Ist Reaktor 3 undicht?
Der über Block 3 aufsteigende Rauch rückt jetzt diesen Reaktor in das Zentrum der Aufmerksamkeit und Besorgnis. In Tokio erklärt Staatssekretär Yukio Edano am Mittwochmittag vor der Presse: „Es besteht der Verdacht, dass der Druckbehälter vom Reaktor 3 beschädigt worden sein könnte.“ Dennoch bestehe nicht die Absicht, die Evakuierungszone von bisher 20 Kilometer auszuweiten. Zwar sinkt die Radioaktivität am Rand der Anlage allmählich auf 1,5 Millisievert pro Stunde ab, in den Kontrollräumen 3 und 4 und nahe den Reaktorblöcken liegen sie jedoch noch immer bei 600 bis 800 Millisievert pro Stunde.

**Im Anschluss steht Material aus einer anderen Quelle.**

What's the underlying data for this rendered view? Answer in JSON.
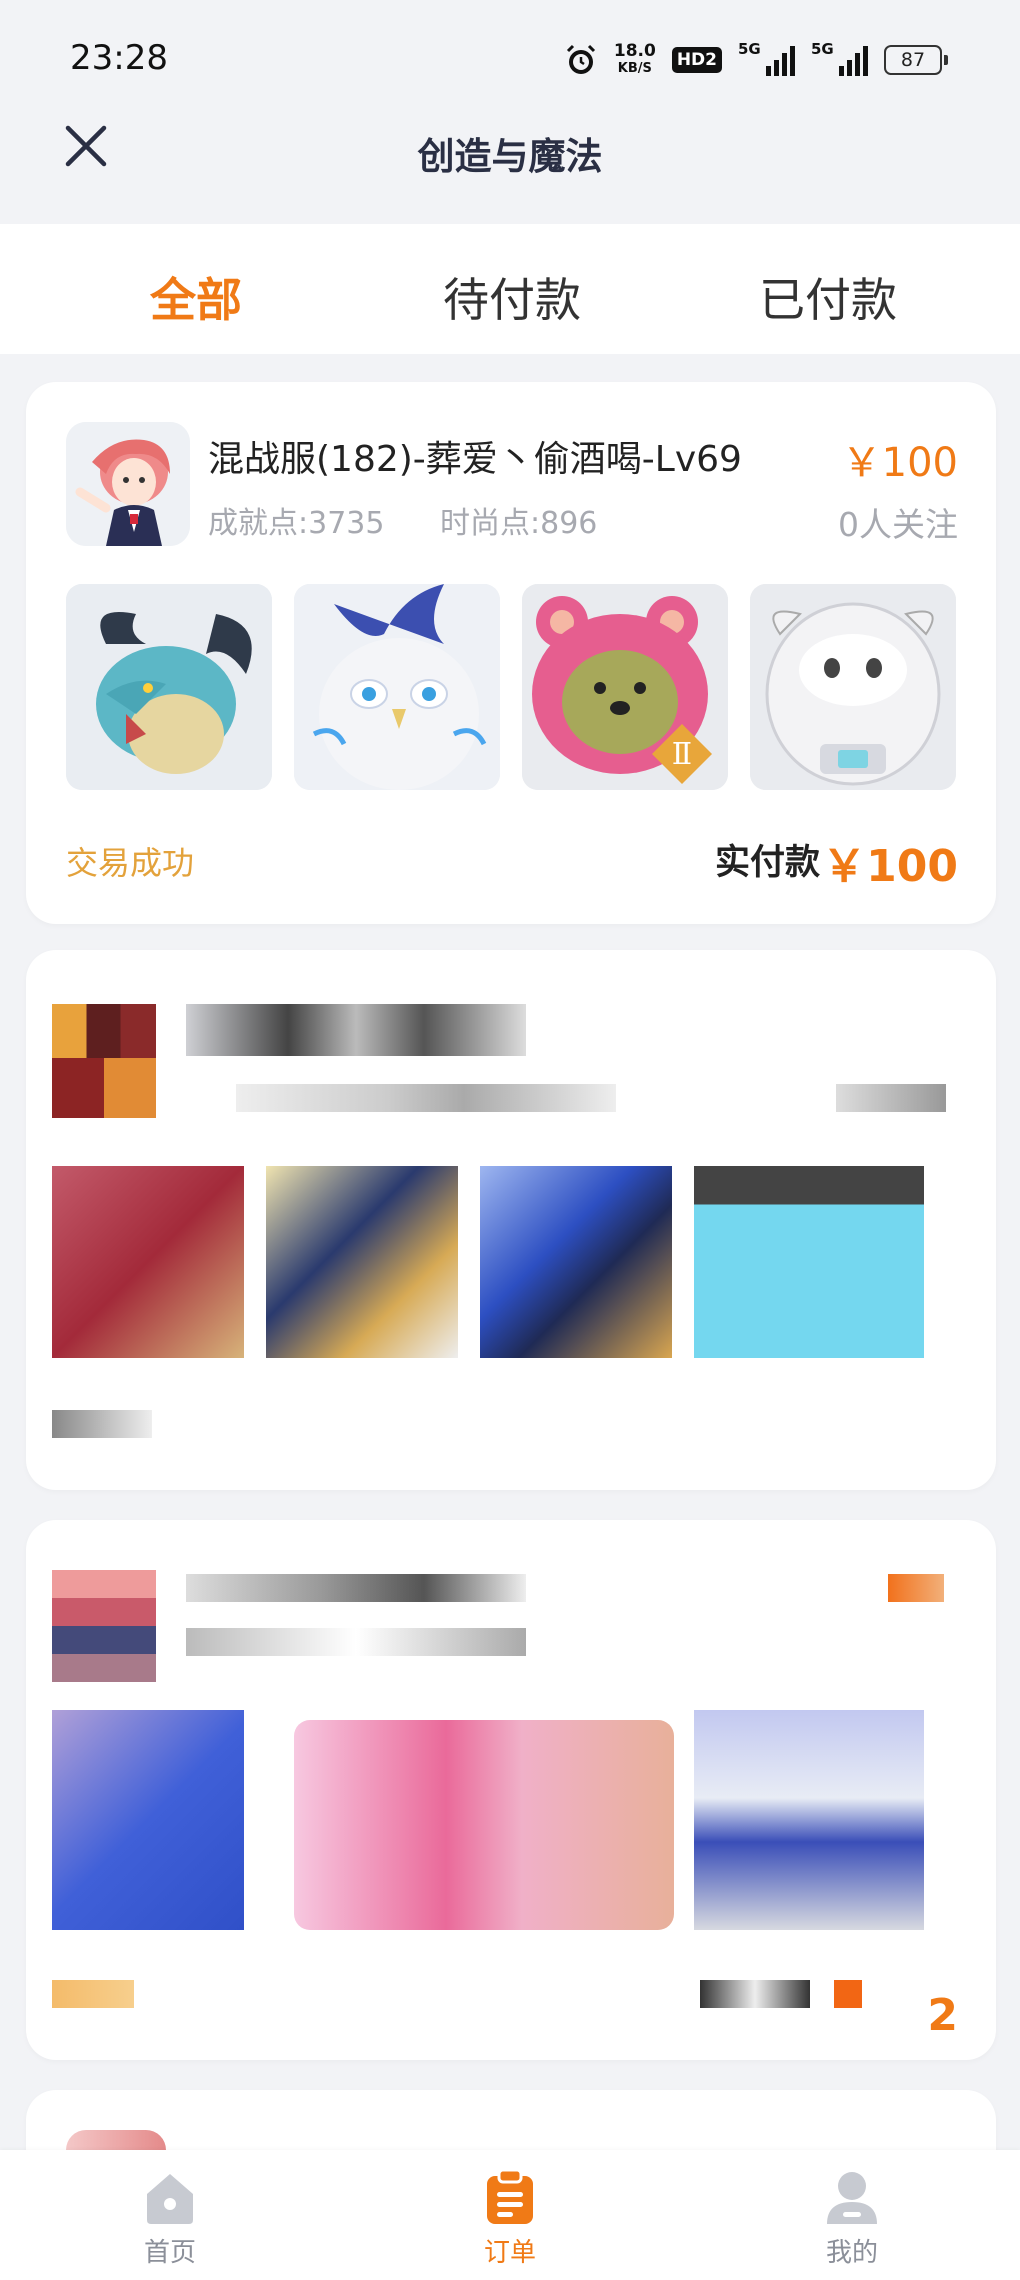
{
  "status_bar": {
    "time": "23:28",
    "net_speed": "18.0",
    "net_unit": "KB/S",
    "hd_badge": "HD2",
    "signal_1": "5G",
    "signal_2": "5G",
    "battery": "87"
  },
  "header": {
    "title": "创造与魔法",
    "close_icon": "close-icon"
  },
  "tabs": [
    {
      "label": "全部",
      "active": true
    },
    {
      "label": "待付款",
      "active": false
    },
    {
      "label": "已付款",
      "active": false
    }
  ],
  "orders": [
    {
      "title": "混战服(182)-葬爱丶偷酒喝-Lv69",
      "price": "￥100",
      "achievement": "成就点:3735",
      "fashion": "时尚点:896",
      "followers": "0人关注",
      "status": "交易成功",
      "paid_label": "实付款",
      "paid_value": "￥100",
      "thumbnails": [
        "dragon-mount",
        "white-owl-mount",
        "pink-bear-pet",
        "cow-astronaut-pet"
      ]
    }
  ],
  "blurred_card_2_count": "2",
  "bottom_nav": [
    {
      "label": "首页",
      "icon": "home-icon",
      "active": false
    },
    {
      "label": "订单",
      "icon": "order-icon",
      "active": true
    },
    {
      "label": "我的",
      "icon": "profile-icon",
      "active": false
    }
  ],
  "colors": {
    "accent": "#f07a16",
    "status_success": "#e3a23b",
    "muted": "#a7a9b0",
    "background": "#f2f3f6"
  }
}
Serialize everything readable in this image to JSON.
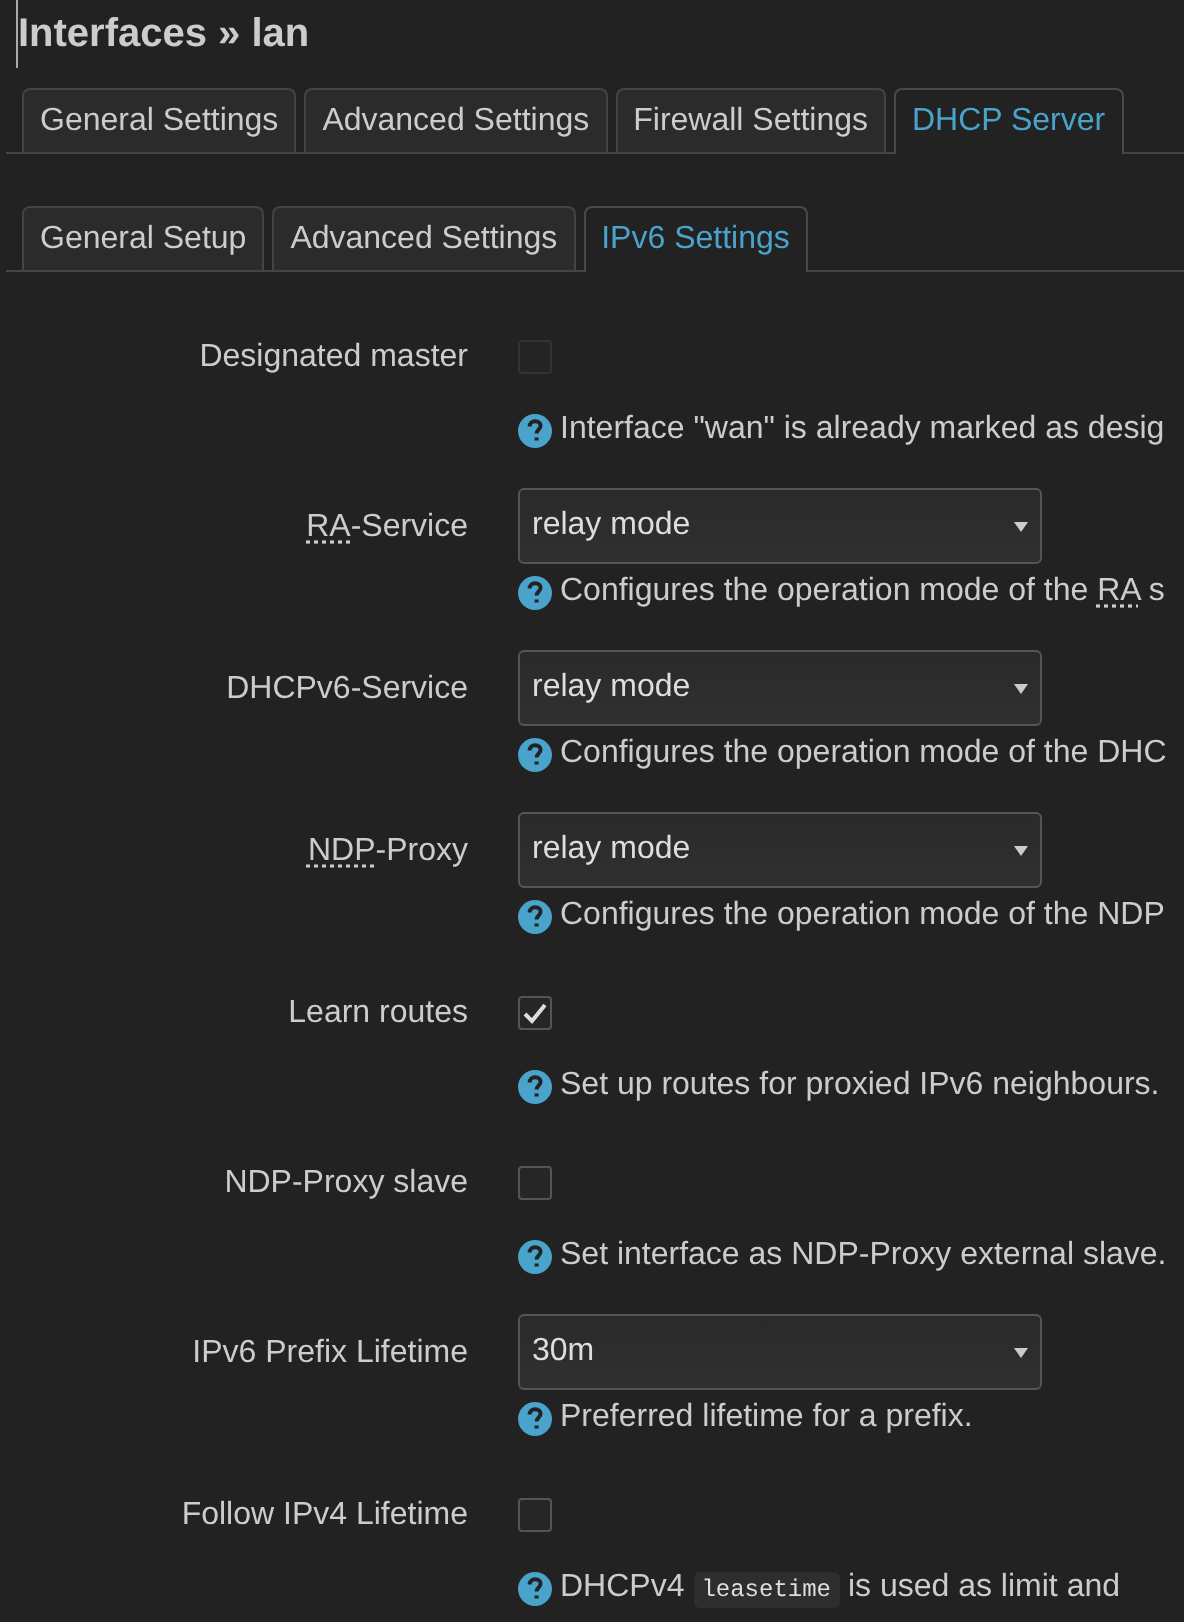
{
  "title": "Interfaces » lan",
  "tabs": [
    {
      "label": "General Settings",
      "selected": false
    },
    {
      "label": "Advanced Settings",
      "selected": false
    },
    {
      "label": "Firewall Settings",
      "selected": false
    },
    {
      "label": "DHCP Server",
      "selected": true
    }
  ],
  "subtabs": [
    {
      "label": "General Setup",
      "selected": false
    },
    {
      "label": "Advanced Settings",
      "selected": false
    },
    {
      "label": "IPv6 Settings",
      "selected": true
    }
  ],
  "fields": [
    {
      "kind": "checkbox",
      "label": [
        {
          "kind": "plain",
          "text": "Designated master"
        }
      ],
      "checked": false,
      "disabled": true,
      "help": [
        {
          "kind": "plain",
          "text": "Interface \"wan\" is already marked as desig"
        }
      ]
    },
    {
      "kind": "select",
      "label": [
        {
          "kind": "abbr",
          "text": "RA"
        },
        {
          "kind": "plain",
          "text": "-Service"
        }
      ],
      "value": "relay mode",
      "help": [
        {
          "kind": "plain",
          "text": "Configures the operation mode of the "
        },
        {
          "kind": "abbr",
          "text": "RA"
        },
        {
          "kind": "plain",
          "text": " s"
        }
      ]
    },
    {
      "kind": "select",
      "label": [
        {
          "kind": "plain",
          "text": "DHCPv6-Service"
        }
      ],
      "value": "relay mode",
      "help": [
        {
          "kind": "plain",
          "text": "Configures the operation mode of the DHC"
        }
      ]
    },
    {
      "kind": "select",
      "label": [
        {
          "kind": "abbr",
          "text": "NDP"
        },
        {
          "kind": "plain",
          "text": "-Proxy"
        }
      ],
      "value": "relay mode",
      "help": [
        {
          "kind": "plain",
          "text": "Configures the operation mode of the NDP"
        }
      ]
    },
    {
      "kind": "checkbox",
      "label": [
        {
          "kind": "plain",
          "text": "Learn routes"
        }
      ],
      "checked": true,
      "disabled": false,
      "help": [
        {
          "kind": "plain",
          "text": "Set up routes for proxied IPv6 neighbours."
        }
      ]
    },
    {
      "kind": "checkbox",
      "label": [
        {
          "kind": "plain",
          "text": "NDP-Proxy slave"
        }
      ],
      "checked": false,
      "disabled": false,
      "help": [
        {
          "kind": "plain",
          "text": "Set interface as NDP-Proxy external slave."
        }
      ]
    },
    {
      "kind": "select",
      "label": [
        {
          "kind": "plain",
          "text": "IPv6 Prefix Lifetime"
        }
      ],
      "value": "30m",
      "help": [
        {
          "kind": "plain",
          "text": "Preferred lifetime for a prefix."
        }
      ]
    },
    {
      "kind": "checkbox",
      "label": [
        {
          "kind": "plain",
          "text": "Follow IPv4 Lifetime"
        }
      ],
      "checked": false,
      "disabled": false,
      "help": [
        {
          "kind": "plain",
          "text": "DHCPv4 "
        },
        {
          "kind": "code",
          "text": "leasetime"
        },
        {
          "kind": "plain",
          "text": " is used as limit and"
        }
      ]
    }
  ]
}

Im Verlauf des Nachmittags kristallisiert sich heraus, dass offenbar nicht der Reaktorkern von Block 3 die Quelle von Rauch und Strahlung ist, sondern vielmehr das auch in diesem Reaktor mit abgebrannten Brennstäben bestückte Abklingbecken. Um den auch hier vermutlich nahezu trocken gefallenen Kernbrennstoff zu kühlen, versucht das Militär nun Wasser mit Hilfe von Hubschraubern über dem Reaktor 3 abzuwerfen. Doch die Helikopter müssen noch vor Erreichen der Abwurfposition umkehren, die Strahlung ist zu hoch.
Der Kaiser spricht
20:00 Uhr Ortszeit, Tokio. Wie ernst die Lage in Fukushima tatsächlich ist, zeigt ein absolut historisches Ereignis am Abend des sechsten Tages nach dem katastrophalen Erdbeben: Zum allerersten Mal in der Geschichte des Landes spricht ein japanischer Kaiser direkt über das Fernsehen zu seinem Volk. Der 77-jährige Kaiser Akihito erklärt mit sanfter, leiser Stimme: „Es ist jetzt wichtig, dass wir die schwierigen Tage, die vor uns liegen, gemeinsam durchstehen. Ich bete, dass wir für einander sorgen und diese Tragödie überwinden.“ Er sei zutiefst besorgt über die Situation in Fukushima Daiichi, so der Monarch in seiner knapp sechs Minuten langen Ansprache.
Einige Japaner verlässt beim Hören dieser Worte endgültig die sprichwörtliche Disziplin und Selbstbeherrschung. „Die Furcht und Wut der Menschen in Fukushima hat ihren Siedepunkt erreicht, erklärt Yuhei Sato, Provinz-Gouverneur von Fukushima, anschließend im Sender NHK.